Przemierzając Polskę, w drodze na rodzinne spotkania przy świątecznym stole, mijamy miasteczka, sioła i przysiółki bardzo od siebie różne, ale w jednym podobne.

Wszystkie na równi zaśmiecone przedwyborczymi banerami. Setki tysięcy płacht, miliony kilometrów kwadratowych plastiku wiszą na płotach, słupkach i gdzie tylko fantazja pozwala. Wszystko by przekonać nas do kandydatów spoglądających ze swych groteskowych, poprawionych graficznie wizerunków.

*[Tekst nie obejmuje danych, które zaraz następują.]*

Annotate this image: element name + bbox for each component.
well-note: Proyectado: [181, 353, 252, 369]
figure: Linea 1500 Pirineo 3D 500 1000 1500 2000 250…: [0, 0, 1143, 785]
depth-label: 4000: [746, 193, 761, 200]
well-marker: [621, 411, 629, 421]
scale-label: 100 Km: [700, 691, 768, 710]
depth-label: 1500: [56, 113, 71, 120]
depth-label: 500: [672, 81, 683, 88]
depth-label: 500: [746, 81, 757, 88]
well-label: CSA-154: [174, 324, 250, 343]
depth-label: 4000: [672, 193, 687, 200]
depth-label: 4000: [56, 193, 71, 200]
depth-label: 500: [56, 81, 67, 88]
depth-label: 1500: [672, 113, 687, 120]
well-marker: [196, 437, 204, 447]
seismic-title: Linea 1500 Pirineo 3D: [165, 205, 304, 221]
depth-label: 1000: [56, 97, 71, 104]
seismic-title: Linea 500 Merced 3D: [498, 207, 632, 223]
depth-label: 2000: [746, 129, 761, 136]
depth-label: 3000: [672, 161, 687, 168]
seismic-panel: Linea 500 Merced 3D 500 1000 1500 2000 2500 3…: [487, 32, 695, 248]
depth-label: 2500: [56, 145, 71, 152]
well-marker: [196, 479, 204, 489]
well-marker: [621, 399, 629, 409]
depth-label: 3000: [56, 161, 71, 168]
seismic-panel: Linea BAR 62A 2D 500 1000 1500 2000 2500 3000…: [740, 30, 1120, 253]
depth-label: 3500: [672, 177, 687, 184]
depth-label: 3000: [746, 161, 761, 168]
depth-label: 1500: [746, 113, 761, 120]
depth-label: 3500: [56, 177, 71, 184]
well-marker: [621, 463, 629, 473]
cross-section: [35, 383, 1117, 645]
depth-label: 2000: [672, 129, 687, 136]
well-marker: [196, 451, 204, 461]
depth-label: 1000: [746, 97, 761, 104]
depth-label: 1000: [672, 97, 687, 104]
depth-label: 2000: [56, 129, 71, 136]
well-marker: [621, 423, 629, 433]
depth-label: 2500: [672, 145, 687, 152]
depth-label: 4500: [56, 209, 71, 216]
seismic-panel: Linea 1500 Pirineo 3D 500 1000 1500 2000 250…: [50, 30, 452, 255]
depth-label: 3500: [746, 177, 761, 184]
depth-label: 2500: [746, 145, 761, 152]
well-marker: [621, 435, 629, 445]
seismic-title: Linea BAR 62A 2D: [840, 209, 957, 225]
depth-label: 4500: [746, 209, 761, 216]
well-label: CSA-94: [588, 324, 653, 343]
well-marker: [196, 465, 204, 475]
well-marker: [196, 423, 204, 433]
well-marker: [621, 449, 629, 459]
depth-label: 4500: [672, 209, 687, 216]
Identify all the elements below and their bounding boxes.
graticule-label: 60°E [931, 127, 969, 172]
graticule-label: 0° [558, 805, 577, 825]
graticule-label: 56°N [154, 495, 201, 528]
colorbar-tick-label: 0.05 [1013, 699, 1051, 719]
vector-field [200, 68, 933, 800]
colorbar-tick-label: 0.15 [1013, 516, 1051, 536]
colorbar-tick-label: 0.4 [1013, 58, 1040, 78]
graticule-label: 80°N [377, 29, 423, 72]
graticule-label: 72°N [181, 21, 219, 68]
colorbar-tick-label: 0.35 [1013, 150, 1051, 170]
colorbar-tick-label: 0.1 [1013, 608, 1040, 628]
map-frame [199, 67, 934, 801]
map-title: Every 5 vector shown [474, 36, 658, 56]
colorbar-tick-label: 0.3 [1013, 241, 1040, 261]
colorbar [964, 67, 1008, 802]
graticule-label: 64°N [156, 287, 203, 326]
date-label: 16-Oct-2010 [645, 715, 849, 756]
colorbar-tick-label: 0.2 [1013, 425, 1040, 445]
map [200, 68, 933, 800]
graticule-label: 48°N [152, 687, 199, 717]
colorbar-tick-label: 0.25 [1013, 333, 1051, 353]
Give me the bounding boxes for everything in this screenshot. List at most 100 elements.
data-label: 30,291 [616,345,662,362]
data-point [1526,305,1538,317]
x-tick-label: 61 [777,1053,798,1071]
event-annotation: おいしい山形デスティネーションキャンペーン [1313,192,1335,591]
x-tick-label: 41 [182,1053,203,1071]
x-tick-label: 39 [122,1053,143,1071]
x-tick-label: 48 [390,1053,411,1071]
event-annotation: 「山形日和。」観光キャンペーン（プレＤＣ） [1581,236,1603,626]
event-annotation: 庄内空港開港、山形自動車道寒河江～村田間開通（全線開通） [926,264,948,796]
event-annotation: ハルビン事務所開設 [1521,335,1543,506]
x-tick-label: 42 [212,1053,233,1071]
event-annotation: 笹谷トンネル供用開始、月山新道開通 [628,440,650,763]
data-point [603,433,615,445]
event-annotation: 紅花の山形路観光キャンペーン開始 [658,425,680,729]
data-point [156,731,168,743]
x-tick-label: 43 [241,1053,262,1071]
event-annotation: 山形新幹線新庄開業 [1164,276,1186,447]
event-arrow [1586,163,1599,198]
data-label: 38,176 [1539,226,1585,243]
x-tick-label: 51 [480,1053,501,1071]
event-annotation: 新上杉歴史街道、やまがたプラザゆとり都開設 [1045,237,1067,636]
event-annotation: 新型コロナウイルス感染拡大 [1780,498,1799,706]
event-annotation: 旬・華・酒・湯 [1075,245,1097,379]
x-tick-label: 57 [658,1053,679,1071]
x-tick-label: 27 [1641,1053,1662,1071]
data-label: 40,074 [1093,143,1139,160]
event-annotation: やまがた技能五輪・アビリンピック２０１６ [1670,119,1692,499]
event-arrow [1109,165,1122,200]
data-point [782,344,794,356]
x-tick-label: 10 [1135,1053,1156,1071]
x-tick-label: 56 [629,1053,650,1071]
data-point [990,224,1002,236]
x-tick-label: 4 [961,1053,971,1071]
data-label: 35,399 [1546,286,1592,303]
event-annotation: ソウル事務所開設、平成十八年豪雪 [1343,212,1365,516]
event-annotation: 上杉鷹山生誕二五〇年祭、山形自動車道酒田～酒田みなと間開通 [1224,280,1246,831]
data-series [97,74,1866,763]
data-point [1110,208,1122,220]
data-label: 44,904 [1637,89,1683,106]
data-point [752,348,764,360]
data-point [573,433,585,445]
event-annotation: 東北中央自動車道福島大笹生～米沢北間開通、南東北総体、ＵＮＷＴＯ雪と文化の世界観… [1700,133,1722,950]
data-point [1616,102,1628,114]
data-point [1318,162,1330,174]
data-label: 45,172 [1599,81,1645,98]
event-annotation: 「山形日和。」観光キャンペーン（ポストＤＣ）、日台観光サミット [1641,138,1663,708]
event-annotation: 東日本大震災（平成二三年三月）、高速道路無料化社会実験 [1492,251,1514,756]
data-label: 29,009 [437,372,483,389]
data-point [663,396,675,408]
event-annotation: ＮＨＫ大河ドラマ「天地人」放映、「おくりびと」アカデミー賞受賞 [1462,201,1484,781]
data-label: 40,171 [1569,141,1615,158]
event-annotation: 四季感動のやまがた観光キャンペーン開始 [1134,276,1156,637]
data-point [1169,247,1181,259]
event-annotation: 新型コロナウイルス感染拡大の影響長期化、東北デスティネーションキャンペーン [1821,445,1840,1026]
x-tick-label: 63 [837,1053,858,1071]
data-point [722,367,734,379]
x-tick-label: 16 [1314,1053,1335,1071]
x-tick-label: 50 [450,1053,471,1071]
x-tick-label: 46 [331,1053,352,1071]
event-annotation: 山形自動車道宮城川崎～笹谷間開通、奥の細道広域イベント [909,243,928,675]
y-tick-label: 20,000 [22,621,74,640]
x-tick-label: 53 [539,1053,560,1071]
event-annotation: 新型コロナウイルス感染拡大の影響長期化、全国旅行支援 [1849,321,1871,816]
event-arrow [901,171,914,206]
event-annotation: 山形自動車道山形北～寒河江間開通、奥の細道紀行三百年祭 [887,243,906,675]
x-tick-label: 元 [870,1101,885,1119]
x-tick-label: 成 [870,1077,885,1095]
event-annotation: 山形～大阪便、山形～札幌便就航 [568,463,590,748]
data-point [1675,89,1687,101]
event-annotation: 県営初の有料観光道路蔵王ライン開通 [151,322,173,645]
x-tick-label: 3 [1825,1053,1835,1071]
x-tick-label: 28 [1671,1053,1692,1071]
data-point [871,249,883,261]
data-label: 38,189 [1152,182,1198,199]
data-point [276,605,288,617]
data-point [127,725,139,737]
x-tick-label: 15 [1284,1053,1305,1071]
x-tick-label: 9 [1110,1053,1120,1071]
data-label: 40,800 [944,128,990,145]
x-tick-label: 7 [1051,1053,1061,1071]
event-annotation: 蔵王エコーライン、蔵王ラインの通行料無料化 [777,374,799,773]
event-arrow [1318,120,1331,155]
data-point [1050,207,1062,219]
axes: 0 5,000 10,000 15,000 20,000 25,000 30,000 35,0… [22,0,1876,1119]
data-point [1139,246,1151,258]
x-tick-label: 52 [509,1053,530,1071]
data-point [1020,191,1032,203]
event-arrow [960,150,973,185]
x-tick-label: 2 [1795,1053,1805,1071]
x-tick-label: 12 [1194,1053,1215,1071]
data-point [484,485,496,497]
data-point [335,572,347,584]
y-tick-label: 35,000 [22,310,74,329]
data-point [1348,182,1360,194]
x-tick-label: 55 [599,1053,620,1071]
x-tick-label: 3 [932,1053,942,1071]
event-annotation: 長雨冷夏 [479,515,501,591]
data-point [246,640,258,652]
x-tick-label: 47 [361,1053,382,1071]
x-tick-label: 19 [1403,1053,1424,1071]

Zdecydowana większość z nich wykonana jest poprawnie, w zgodzie z wszelkimi regułami sztuki. Jasne tło, trochę niebieskiego, trochę czerwonego. Proste wyraźne czcionki. Koniecznie proste hasło odwołujące się do emocji. Pcim w Twoim sercu. Iksiński – z miłości do Pcimia. No i klasyka: uczciwość-kompetencja-cośtam. Wszystko to od pewnego momentu przesytu zlewa się w oczach odbiorcy w jedną odstręczającą masę.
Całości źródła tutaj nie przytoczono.